10:05
Osservatorio navale degli Stati Uniti – Washington, DC
“Signore, grazie di essere venuto.”
Susan Hopkins si allungò per stringere la mano dell’uomo alto nel completo azzurro chiaro. Era il deputato degli Stati Uniti dell’Ohio, Michael Parowski. Aveva dei capelli prematuramente imbiancati e dei socchiusi occhi azzurro pallido. Cinquantacinque anni, era bello in un aspro modo da uomo Marlboro. Nato e cresciuto operario, aveva grosse mani di pietra e spalle ampie di un uomo che aveva cominciato la propria carriera come operaio siderurgico.
Susan conosceva la sua storia. Era scapolo da una vita. Era cresciuto ad Akron, figlio di immigrati polacchi. Da teenager era un stato un pugile da Golden Gloves. Le città industriali del nord, Youngstown, Akron, Cleveland, erano la sua roccaforte. Il suo supporto lassù era irremovibile. Di più, era mitico, tipo leggenda. Era al suo nono mandato alla camera, e le sue rielezioni erano una passeggiata.
Michael Parowski sarebbe stato rieletto nel nord dell’Ohio? Il sole sarebbe sorto ancora, domani? La Terra avrebbe continuato a girare sul suo asse? Se si lasciava cadere un uovo, sarebbe caduto sul pavimento della cucina? Quell’uomo era inevitabile come le leggi della fisica. Non se ne sarebbe andato da nessuna parte.

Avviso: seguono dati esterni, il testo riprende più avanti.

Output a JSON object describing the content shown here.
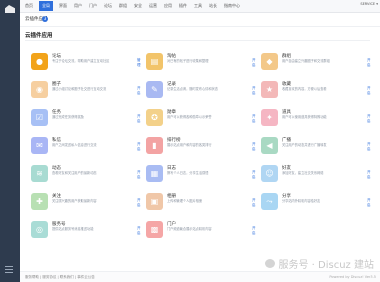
{
  "nav": [
    "首页",
    "全局",
    "界面",
    "用户",
    "门户",
    "论坛",
    "群组",
    "安全",
    "运营",
    "应用",
    "插件",
    "工具",
    "站长",
    "指南中心"
  ],
  "user": "SERVICE ▾",
  "subheader": {
    "title": "云插件应用",
    "badge": "3"
  },
  "section_title": "云插件应用",
  "apps": [
    {
      "name": "论坛",
      "desc": "专注于论坛交流，帮助用户建立互动社区",
      "op": "管理",
      "color": "#f2a31a",
      "icon": "chat-icon"
    },
    {
      "name": "淘帖",
      "desc": "对已有的帖子进行收集和整理",
      "op": "开启",
      "color": "#f2c46a",
      "icon": "collection-icon"
    },
    {
      "name": "群组",
      "desc": "用户自由建立兴趣圈子和交流群组",
      "op": "开启",
      "color": "#f3c889",
      "icon": "group-icon"
    },
    {
      "name": "圈子",
      "desc": "通过小组讨论和圈子社交进行互动交流",
      "op": "开启",
      "color": "#f6cfa0",
      "icon": "circle-icon"
    },
    {
      "name": "记录",
      "desc": "记录生活点滴，随时发布心情和状态",
      "op": "开启",
      "color": "#a9b9f2",
      "icon": "record-icon"
    },
    {
      "name": "收藏",
      "desc": "收藏喜欢的内容，方便以后查看",
      "op": "开启",
      "color": "#f3b8b8",
      "icon": "favorite-icon"
    },
    {
      "name": "任务",
      "desc": "通过完成任务获得奖励",
      "op": "开启",
      "color": "#a7c0f5",
      "icon": "task-icon"
    },
    {
      "name": "勋章",
      "desc": "用户可以获得各种勋章以示荣誉",
      "op": "开启",
      "color": "#f3d18a",
      "icon": "medal-icon"
    },
    {
      "name": "道具",
      "desc": "用户可以使用道具获得特殊功能",
      "op": "开启",
      "color": "#f5b6c3",
      "icon": "magic-icon"
    },
    {
      "name": "私信",
      "desc": "用户之间发送私人信息进行交流",
      "op": "开启",
      "color": "#a9b6f5",
      "icon": "message-icon"
    },
    {
      "name": "排行榜",
      "desc": "展示站点用户和内容的各类排行",
      "op": "开启",
      "color": "#f3a3a3",
      "icon": "ranking-icon"
    },
    {
      "name": "广播",
      "desc": "关注用户的动态并进行广播转发",
      "op": "开启",
      "color": "#a9d9c3",
      "icon": "broadcast-icon"
    },
    {
      "name": "动态",
      "desc": "查看好友和关注用户的最新动态",
      "op": "开启",
      "color": "#a8dbd2",
      "icon": "feed-icon"
    },
    {
      "name": "日志",
      "desc": "撰写个人日志，分享生活感悟",
      "op": "开启",
      "color": "#a9bcf3",
      "icon": "blog-icon"
    },
    {
      "name": "好友",
      "desc": "添加好友，建立社交关系网络",
      "op": "开启",
      "color": "#b0d6f3",
      "icon": "friend-icon"
    },
    {
      "name": "关注",
      "desc": "关注感兴趣的用户获取最新内容",
      "op": "开启",
      "color": "#b8e0b3",
      "icon": "follow-icon"
    },
    {
      "name": "相册",
      "desc": "上传和管理个人图片相册",
      "op": "开启",
      "color": "#f0c7a8",
      "icon": "album-icon"
    },
    {
      "name": "分享",
      "desc": "分享站内外精彩内容给好友",
      "op": "开启",
      "color": "#a9d6f3",
      "icon": "share-icon"
    },
    {
      "name": "服务号",
      "desc": "提供站点服务号消息推送功能",
      "op": "开启",
      "color": "#a9dcd6",
      "icon": "service-icon"
    },
    {
      "name": "门户",
      "desc": "门户频道聚合展示站点精彩内容",
      "op": "开启",
      "color": "#f5a6a6",
      "icon": "portal-icon"
    }
  ],
  "footer": {
    "links": "服务帮助 | 服务协议 | 联系我们 | 事件云公告",
    "powered": "Powered by Discuz! Ver3.5"
  },
  "watermark": "服务号 · Discuz 建站"
}
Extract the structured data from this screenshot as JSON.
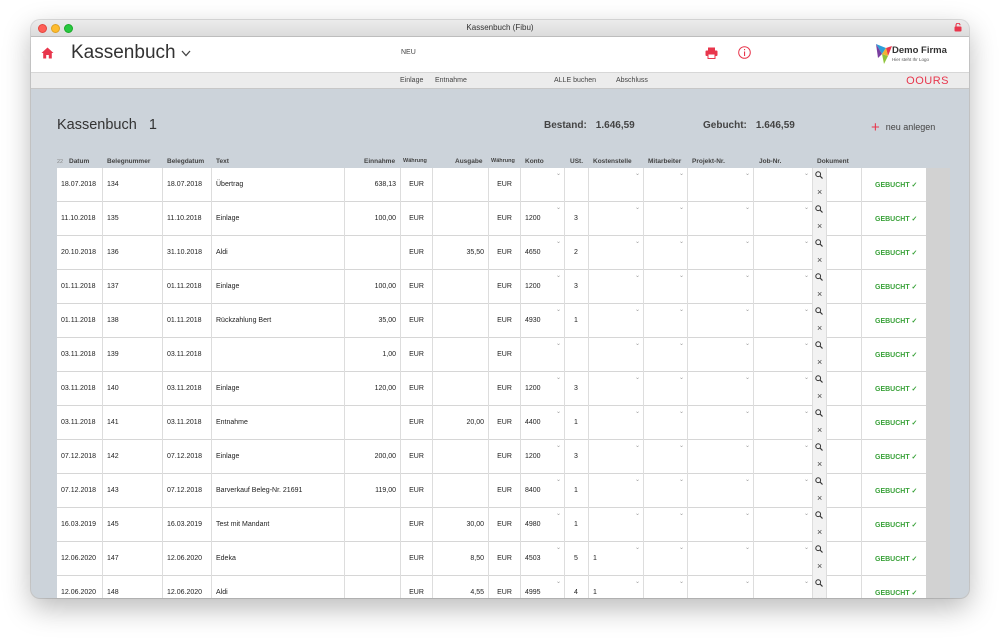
{
  "window": {
    "title": "Kassenbuch (Fibu)"
  },
  "header": {
    "app_title": "Kassenbuch",
    "new_label": "NEU",
    "logo_title": "Demo Firma",
    "logo_subtitle": "Hier steht Ihr Logo"
  },
  "toolbar": {
    "items": [
      "Einlage",
      "Entnahme",
      "ALLE buchen",
      "Abschluss"
    ],
    "brand": "OOURS"
  },
  "summary": {
    "title": "Kassenbuch",
    "number": "1",
    "bestand_label": "Bestand:",
    "bestand_value": "1.646,59",
    "gebucht_label": "Gebucht:",
    "gebucht_value": "1.646,59",
    "new_button": "neu anlegen"
  },
  "table": {
    "count": "22",
    "columns": [
      "Datum",
      "Belegnummer",
      "Belegdatum",
      "Text",
      "Einnahme",
      "Währung",
      "Ausgabe",
      "Währung",
      "Konto",
      "USt.",
      "Kostenstelle",
      "Mitarbeiter",
      "Projekt-Nr.",
      "Job-Nr.",
      "Dokument"
    ],
    "status_label": "GEBUCHT ✓",
    "rows": [
      {
        "datum": "18.07.2018",
        "beleg": "134",
        "belegdatum": "18.07.2018",
        "text": "Übertrag",
        "einnahme": "638,13",
        "w1": "EUR",
        "ausgabe": "",
        "w2": "EUR",
        "konto": "",
        "ust": "",
        "kst": ""
      },
      {
        "datum": "11.10.2018",
        "beleg": "135",
        "belegdatum": "11.10.2018",
        "text": "Einlage",
        "einnahme": "100,00",
        "w1": "EUR",
        "ausgabe": "",
        "w2": "EUR",
        "konto": "1200",
        "ust": "3",
        "kst": ""
      },
      {
        "datum": "20.10.2018",
        "beleg": "136",
        "belegdatum": "31.10.2018",
        "text": "Aldi",
        "einnahme": "",
        "w1": "EUR",
        "ausgabe": "35,50",
        "w2": "EUR",
        "konto": "4650",
        "ust": "2",
        "kst": ""
      },
      {
        "datum": "01.11.2018",
        "beleg": "137",
        "belegdatum": "01.11.2018",
        "text": "Einlage",
        "einnahme": "100,00",
        "w1": "EUR",
        "ausgabe": "",
        "w2": "EUR",
        "konto": "1200",
        "ust": "3",
        "kst": ""
      },
      {
        "datum": "01.11.2018",
        "beleg": "138",
        "belegdatum": "01.11.2018",
        "text": "Rückzahlung Bert",
        "einnahme": "35,00",
        "w1": "EUR",
        "ausgabe": "",
        "w2": "EUR",
        "konto": "4930",
        "ust": "1",
        "kst": ""
      },
      {
        "datum": "03.11.2018",
        "beleg": "139",
        "belegdatum": "03.11.2018",
        "text": "",
        "einnahme": "1,00",
        "w1": "EUR",
        "ausgabe": "",
        "w2": "EUR",
        "konto": "",
        "ust": "",
        "kst": ""
      },
      {
        "datum": "03.11.2018",
        "beleg": "140",
        "belegdatum": "03.11.2018",
        "text": "Einlage",
        "einnahme": "120,00",
        "w1": "EUR",
        "ausgabe": "",
        "w2": "EUR",
        "konto": "1200",
        "ust": "3",
        "kst": ""
      },
      {
        "datum": "03.11.2018",
        "beleg": "141",
        "belegdatum": "03.11.2018",
        "text": "Entnahme",
        "einnahme": "",
        "w1": "EUR",
        "ausgabe": "20,00",
        "w2": "EUR",
        "konto": "4400",
        "ust": "1",
        "kst": ""
      },
      {
        "datum": "07.12.2018",
        "beleg": "142",
        "belegdatum": "07.12.2018",
        "text": "Einlage",
        "einnahme": "200,00",
        "w1": "EUR",
        "ausgabe": "",
        "w2": "EUR",
        "konto": "1200",
        "ust": "3",
        "kst": ""
      },
      {
        "datum": "07.12.2018",
        "beleg": "143",
        "belegdatum": "07.12.2018",
        "text": "Barverkauf Beleg-Nr. 21691",
        "einnahme": "119,00",
        "w1": "EUR",
        "ausgabe": "",
        "w2": "EUR",
        "konto": "8400",
        "ust": "1",
        "kst": ""
      },
      {
        "datum": "16.03.2019",
        "beleg": "145",
        "belegdatum": "16.03.2019",
        "text": "Test mit Mandant",
        "einnahme": "",
        "w1": "EUR",
        "ausgabe": "30,00",
        "w2": "EUR",
        "konto": "4980",
        "ust": "1",
        "kst": ""
      },
      {
        "datum": "12.06.2020",
        "beleg": "147",
        "belegdatum": "12.06.2020",
        "text": "Edeka",
        "einnahme": "",
        "w1": "EUR",
        "ausgabe": "8,50",
        "w2": "EUR",
        "konto": "4503",
        "ust": "5",
        "kst": "1"
      },
      {
        "datum": "12.06.2020",
        "beleg": "148",
        "belegdatum": "12.06.2020",
        "text": "Aldi",
        "einnahme": "",
        "w1": "EUR",
        "ausgabe": "4,55",
        "w2": "EUR",
        "konto": "4995",
        "ust": "4",
        "kst": "1"
      }
    ]
  },
  "colors": {
    "accent": "#e8364c",
    "booked": "#3aa23a",
    "background": "#ccd3da"
  }
}
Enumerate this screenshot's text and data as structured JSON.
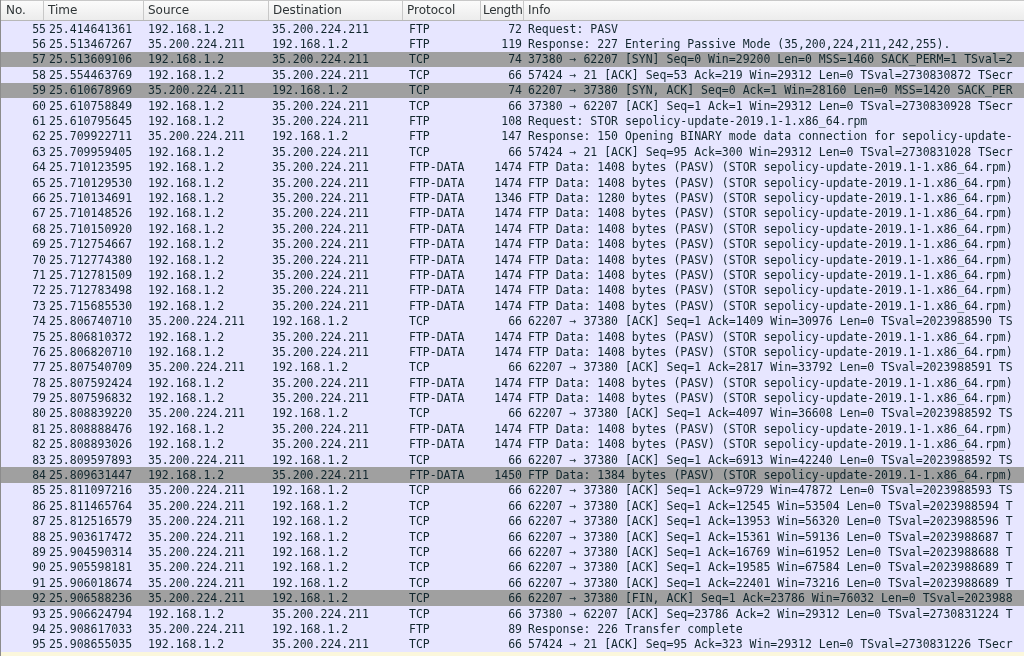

Susan aveva visto i video di lui che guadava la folla alle manifestazioni sindacali, nelle feste e ai festival etnici (dove non discriminava – polacchi, greci, portoricani, italiani, afroamericani, irlandesi, messicani, vietnamiti – se avevi un’appartenenza etnica, era lui il tuo uomo). Era uno che stringeva mani, che ti dava gran pacche sulla schiena e che batteva il cinque, e che ti abbracciava. La mossa con cui si firmava era il sussurro.
Nel mezzo della confusione e del caos, con decine o persino centinaia di persone a spingere per farglisi più vicine, lui invariabilmente avrebbe preso una donna di una certa età da parte e le avrebbe sussurrato qualcosa nell’orecchio. A volte le donne ridevano, a volte arrossivano, a volte gli agitavano un dito davanti. La folla quella cosa la adorava, e nessuna donna aveva mai ripetuto ciò che lui le aveva detto. Era un teatrino politico dell’ordine più alto, del tipo che Susan, francamente, adorava.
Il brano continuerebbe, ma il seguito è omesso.